Bob Dylan's "I Want You"
by PDShimel on April 27, 2011Could the theme be “True Love” is dead?” about the Bob Dylan Poem I want youby Paul Shimel on Tuesday, April 26, 2011 at 1:02pm
“Could the theme be “True Love” is dead?”
By Paul D. Shimel 4/26/2011
Here is the poem in its entirety. The short essay follows.
BOB DYLAN - I WANT YOU – LYRICS
The guilty undertaker signs
The lonesome organ grinder cries
The sliver saxophones say i should
Refuse you
Cracked bells and washed out horns
Blow into my face with scorn
It's not that way
I wasn't born to lose you
I want you
I want you
I want you
So bad
Drunken politicians leap
Upon the streets where mothers weep
Saviours lying fast asleep
They wait for you
I wait for them to interrupt me
Drinking from my broken cup
And ask for me
To open up the gate for you
I want you
I want you
I want you
So bad
All my fathers, they've gone down
True love, they live without it
And all their daughters, they still put me down
Because I think about it
I returned to the Queen of Spades
Talked with my chambermaid
She knows that I'm not afraid to look at her
She's good to me
There's nothing she don't see
She knows where I would rather be
But that doesn't matter
Dancing child with his shiny suit
He spoke to me, I took his flute
No, I wasn't that cute to him
Was I?
I did it all because
He lied
Because he took you for a ride
Because time was on his side
Because I want you
I want you
I want you
So bad
I would like to explore that Dylan the Poet is talking about a larger theme of the 60s sexual revolution. I think the theme is "True Love is dead."

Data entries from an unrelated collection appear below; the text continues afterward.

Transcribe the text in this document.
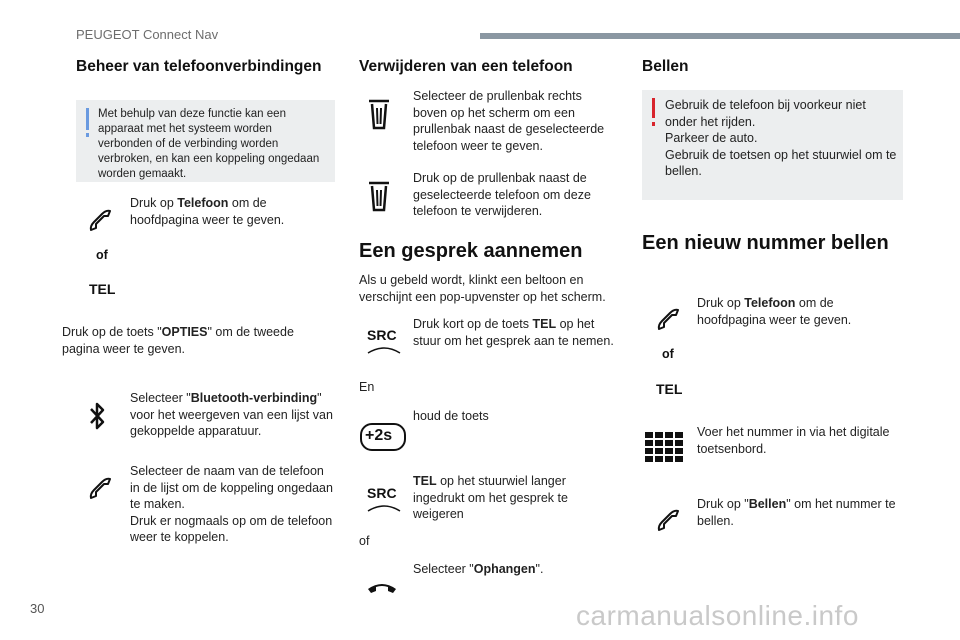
PEUGEOT Connect Nav
Beheer van telefoonverbindingen
Met behulp van deze functie kan een apparaat met het systeem worden verbonden of de verbinding worden verbroken, en kan een koppeling ongedaan worden gemaakt.
Druk op Telefoon om de hoofdpagina weer te geven.
of
TEL
Druk op de toets "OPTIES" om de tweede pagina weer te geven.
Selecteer "Bluetooth-verbinding" voor het weergeven van een lijst van gekoppelde apparatuur.
Selecteer de naam van de telefoon in de lijst om de koppeling ongedaan te maken.
Druk er nogmaals op om de telefoon weer te koppelen.
Verwijderen van een telefoon
Selecteer de prullenbak rechts boven op het scherm om een prullenbak naast de geselecteerde telefoon weer te geven.
Druk op de prullenbak naast de geselecteerde telefoon om deze telefoon te verwijderen.
Een gesprek aannemen
Als u gebeld wordt, klinkt een beltoon en verschijnt een pop-upvenster op het scherm.
SRC
Druk kort op de toets TEL op het stuur om het gesprek aan te nemen.
En
houd de toets
+2s
SRC
TEL op het stuurwiel langer ingedrukt om het gesprek te weigeren
of
Selecteer "Ophangen".
Bellen
Gebruik de telefoon bij voorkeur niet onder het rijden.
Parkeer de auto.
Gebruik de toetsen op het stuurwiel om te bellen.
Een nieuw nummer bellen
Druk op Telefoon om de hoofdpagina weer te geven.
of
TEL
Voer het nummer in via het digitale toetsenbord.
Druk op "Bellen" om het nummer te bellen.
30	carmanualsonline.info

The guilty undertaker (sexual revolution) signs that True Love is dead. The lonesome organ grinder, a symbol of the past, is separated and gets no true love just a "shaddup."
The silver saxophones grease the music of bars and hook up scenes. The church bells and the wedding bells are cracked and the washed out horns are no longer triumphantly proclaiming true love.
The poet cannot accept it. It's not that way. He wasn’t born into the generation in which true love died. “I want you”, He wants true love.
The drunken politicians leap to suicide in the street. No love for politicians. Mothers weep for children lost to the streets and the revolution. Saviours would provide true and noble love, but they are sleeping. They expect Dylan the poet to open the gate of true love to them.
All my father's refers to Dylan's poetical influences. The modernist poets disavow true love and embrace science and the wasteland. They disdain the romantic poets. The daughters of the sexual revolution are putting him down because he is romantically proclaiming that he wants True Love. They put him down because they are free, now from "True Love."
He moves down the social ladder to the Queen of Spades, maybe a bar or hotel, the chambermaid, the hotel room maid or the waitress. He is not afraid to look at her to see if she still believes in True Love. She understands and agrees about True Love. She knows that he wants True Love, but he does not want it with her. The Queen of Spades could be a symbol of death. The chambermaid wants true love, but for him it would be death with the chambermaid. She would turn his true love into work. So, it does not matter because she is one of the sexual revolutionaries.
The Dancing child with His suit could be Cupid or Pan with his Pan flute. Dylan is taking away Cupid's flute because he doesn't want lust or to temporarily be in capricious love. He took away the flute and wasn't cute to him. He took away the lust flute and wants True Love. The woman he wants was taken for a ride by cupid instead of True Love. Time is on his side because True Love might dissolve into a broken marriage over time. Dylan wants the real thing, everlasting true love.
This is just my humble opinion of what this poem is about.
I don’t claim to have anything other than my own point of view about this poem.